La galénique est également révisée car il faut varier les formes pour séduire un large public. La marque Schoum signe désormais une gamme qui, aux côtés de sa présentation historique, la solution buvable en bouteille de 500 ml, accueille des comprimés, galénique préférée des Français, conditionnés par étui de 30, des ampoules de 10 ml qui constituent une forme en plein essor et des sachets de tisane bio. Toutes ces références, hormis la tisane, ont le statut de complément alimentaire.
Jamais sans humour
Étoffée, révisée, la ligne est également rhabillée pour adopter une nouvelle identité graphique qui restera cependant fidèle aux couleurs originelles du produit, le jaune et le bleu. Une référence au passé à laquelle les 3 000 officines, où elle est relancée début 2022, sont sensibles, éprouvant une certaine nostalgie pour les valeurs que la marque de conseil véhicule. Le nouveau message - « Schoum, la solution pour les repas trop badaboum » - qui accompagne sa mise en avant, ne détonnera pas dans ce tableau. Car son ton décalé fait directement référence à une série de planches humoristiques que la marque avait inspirée à Jacques Faizant aux premiers temps de sa carrière et que le célèbre dessinateur avait réunie sous le titre « La Schoumologie ».

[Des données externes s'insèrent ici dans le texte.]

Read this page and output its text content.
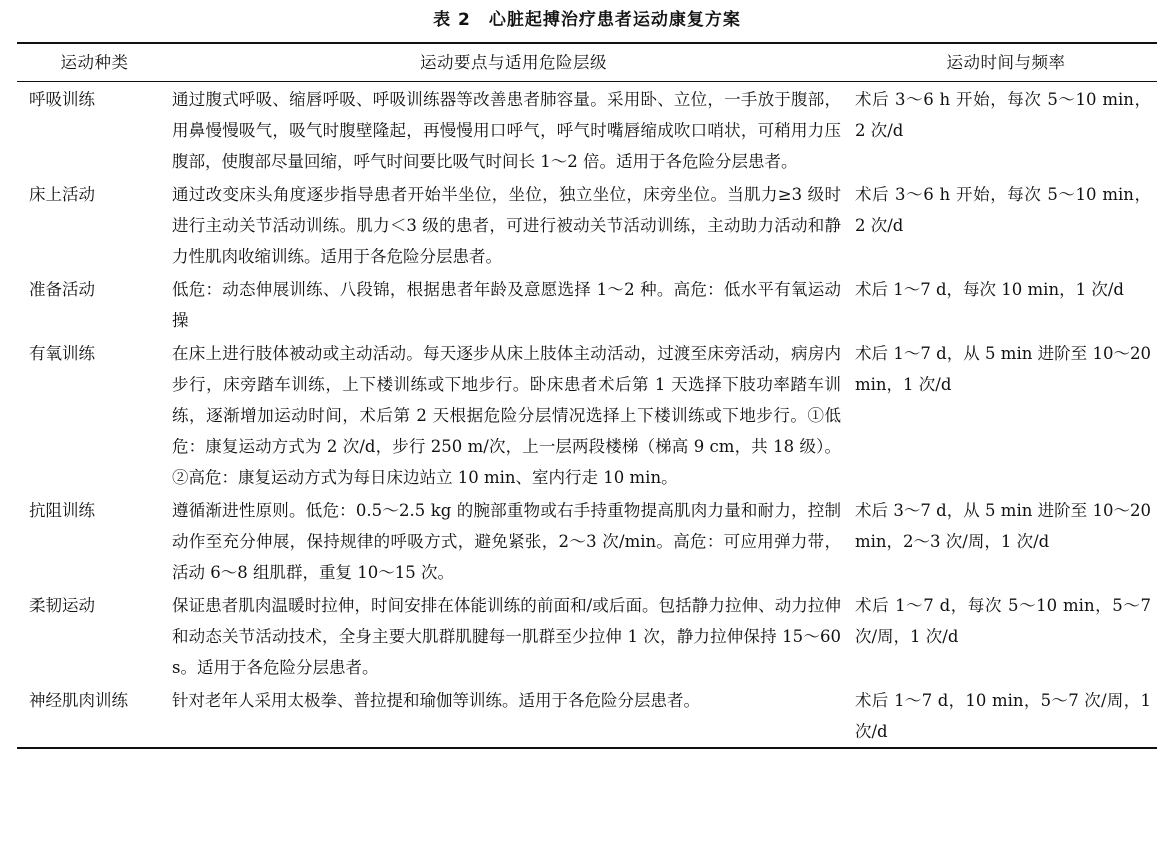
表 2　心脏起搏治疗患者运动康复方案
运动种类	运动要点与适用危险层级	运动时间与频率
呼吸训练	通过腹式呼吸、缩唇呼吸、呼吸训练器等改善患者肺容量。采用卧、立位，一手放于腹部，用鼻慢慢吸气，吸气时腹壁隆起，再慢慢用口呼气，呼气时嘴唇缩成吹口哨状，可稍用力压腹部，使腹部尽量回缩，呼气时间要比吸气时间长 1～2 倍。适用于各危险分层患者。	术后 3～6 h 开始，每次 5～10 min，2 次/d
床上活动	通过改变床头角度逐步指导患者开始半坐位，坐位，独立坐位，床旁坐位。当肌力≥3 级时进行主动关节活动训练。肌力＜3 级的患者，可进行被动关节活动训练，主动助力活动和静力性肌肉收缩训练。适用于各危险分层患者。	术后 3～6 h 开始，每次 5～10 min，2 次/d
准备活动	低危：动态伸展训练、八段锦，根据患者年龄及意愿选择 1～2 种。高危：低水平有氧运动操	术后 1～7 d，每次 10 min，1 次/d
有氧训练	在床上进行肢体被动或主动活动。每天逐步从床上肢体主动活动，过渡至床旁活动，病房内步行，床旁踏车训练，上下楼训练或下地步行。卧床患者术后第 1 天选择下肢功率踏车训练，逐渐增加运动时间，术后第 2 天根据危险分层情况选择上下楼训练或下地步行。①低危：康复运动方式为 2 次/d，步行 250 m/次，上一层两段楼梯（梯高 9 cm，共 18 级）。②高危：康复运动方式为每日床边站立 10 min、室内行走 10 min。	术后 1～7 d，从 5 min 进阶至 10～20 min，1 次/d
抗阻训练	遵循渐进性原则。低危：0.5～2.5 kg 的腕部重物或右手持重物提高肌肉力量和耐力，控制动作至充分伸展，保持规律的呼吸方式，避免紧张，2～3 次/min。高危：可应用弹力带，活动 6～8 组肌群，重复 10～15 次。	术后 3～7 d，从 5 min 进阶至 10～20 min，2～3 次/周，1 次/d
柔韧运动	保证患者肌肉温暖时拉伸，时间安排在体能训练的前面和/或后面。包括静力拉伸、动力拉伸和动态关节活动技术，全身主要大肌群肌腱每一肌群至少拉伸 1 次，静力拉伸保持 15～60 s。适用于各危险分层患者。	术后 1～7 d，每次 5～10 min，5～7 次/周，1 次/d
神经肌肉训练	针对老年人采用太极拳、普拉提和瑜伽等训练。适用于各危险分层患者。	术后 1～7 d，10 min，5～7 次/周，1 次/d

Sous l’égide des Trois Chênes, l’avenir de la marque s’annonce tout aussi souriant. Ses performances commerciales, sa notoriété, sont autant d’atouts pour un laboratoire qui, grâce à elle, peut intégrer par la grande porte un univers imposant de la médication familiale, celui des troubles digestifs. Last but not least, le marché de la dyspepsie est en pleine évolution, affichant des progressions (en valeur) à deux chiffres (+46 % en 2020, + 23 % en 2021), agissant comme un levier puissant pour tout le rayon de la digestion. Un dynamisme auquel la jeune gamme au parcours centenaire devrait généreusement contribuer.